PurposeClinical diagnostic genome-wide (exome or genome) sequencing (GWS) in British Columbia requires funding approval by a provincial agency on a case-by-case basis. The CAUSES Clinic was a pediatric translational trio-based GWS study at BC Children's and Women's Hospitals. Referrals to the CAUSES Clinic were made through a Genomic Consultation Service (GCS), a multidisciplinary team led by genetic counsellors that provided advice regarding genomic testing for physicians considering GWS for their patients. Here we review the outcomes of the GCS, focusing on patients not recommended for the CAUSES Study. MethodsDemographic, clinical, and testing data were abstracted from patient charts. Logistic regression analysis was used to explore associations between demographic and clinical variables and two outcomes: the type of recommendation and referring physicians’ decisions to follow the recommendation.
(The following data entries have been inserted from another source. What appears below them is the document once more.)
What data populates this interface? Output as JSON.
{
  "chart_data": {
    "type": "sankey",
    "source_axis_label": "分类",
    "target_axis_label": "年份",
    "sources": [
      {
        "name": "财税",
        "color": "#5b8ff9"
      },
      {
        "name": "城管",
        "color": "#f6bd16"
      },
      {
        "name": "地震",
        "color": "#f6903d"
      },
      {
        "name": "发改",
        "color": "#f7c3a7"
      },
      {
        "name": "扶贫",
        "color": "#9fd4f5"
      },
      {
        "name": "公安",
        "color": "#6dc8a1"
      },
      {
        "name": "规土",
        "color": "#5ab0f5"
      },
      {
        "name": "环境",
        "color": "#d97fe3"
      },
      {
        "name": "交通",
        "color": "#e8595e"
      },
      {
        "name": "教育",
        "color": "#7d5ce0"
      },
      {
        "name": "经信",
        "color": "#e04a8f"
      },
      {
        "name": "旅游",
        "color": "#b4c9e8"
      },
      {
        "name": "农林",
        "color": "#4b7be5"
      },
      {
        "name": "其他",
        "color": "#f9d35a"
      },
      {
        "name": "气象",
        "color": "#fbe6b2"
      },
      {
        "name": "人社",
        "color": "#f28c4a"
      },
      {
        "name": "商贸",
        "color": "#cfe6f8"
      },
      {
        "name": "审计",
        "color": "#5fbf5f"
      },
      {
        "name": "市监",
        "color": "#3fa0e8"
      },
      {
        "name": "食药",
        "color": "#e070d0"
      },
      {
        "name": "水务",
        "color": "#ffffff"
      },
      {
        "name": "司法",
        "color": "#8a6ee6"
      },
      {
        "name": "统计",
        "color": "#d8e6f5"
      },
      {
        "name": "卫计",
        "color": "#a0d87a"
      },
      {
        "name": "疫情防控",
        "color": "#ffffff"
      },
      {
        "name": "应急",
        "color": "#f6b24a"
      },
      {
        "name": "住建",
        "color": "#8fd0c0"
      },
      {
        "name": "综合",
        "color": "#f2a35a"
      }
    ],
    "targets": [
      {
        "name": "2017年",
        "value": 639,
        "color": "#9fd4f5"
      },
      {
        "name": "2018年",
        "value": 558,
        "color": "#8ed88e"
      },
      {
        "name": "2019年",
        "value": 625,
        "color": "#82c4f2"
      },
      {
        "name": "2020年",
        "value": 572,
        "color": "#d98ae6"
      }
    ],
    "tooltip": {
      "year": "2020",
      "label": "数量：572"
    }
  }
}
ResultsOf 972 GCS referrals, 248 patients were not referred to the CAUSES Study. GWS (vs. a targeted test; e.g. multi-gene panel) was more likely to be recommended to physicians of patients with ID than physicians of patients without ID (OR = 2.98; 95% CI = 1.46 to 6.27; n = 149). In total, 40% of physicians who were recommended to pursue clinical genomic testing submitted an application for funding approval; 71% of applications were approved for funding. Among approved tests, 50% resulted in a diagnosis, including 33% of targeted tests and 82% of GWS tests (χ2 (1) = 5.0, p = 0.026). ConclusionThe GCS provided an effective model in which physicians can interface with genetic specialists, including genetic counsellors, to facilitate appropriate genomic test selection.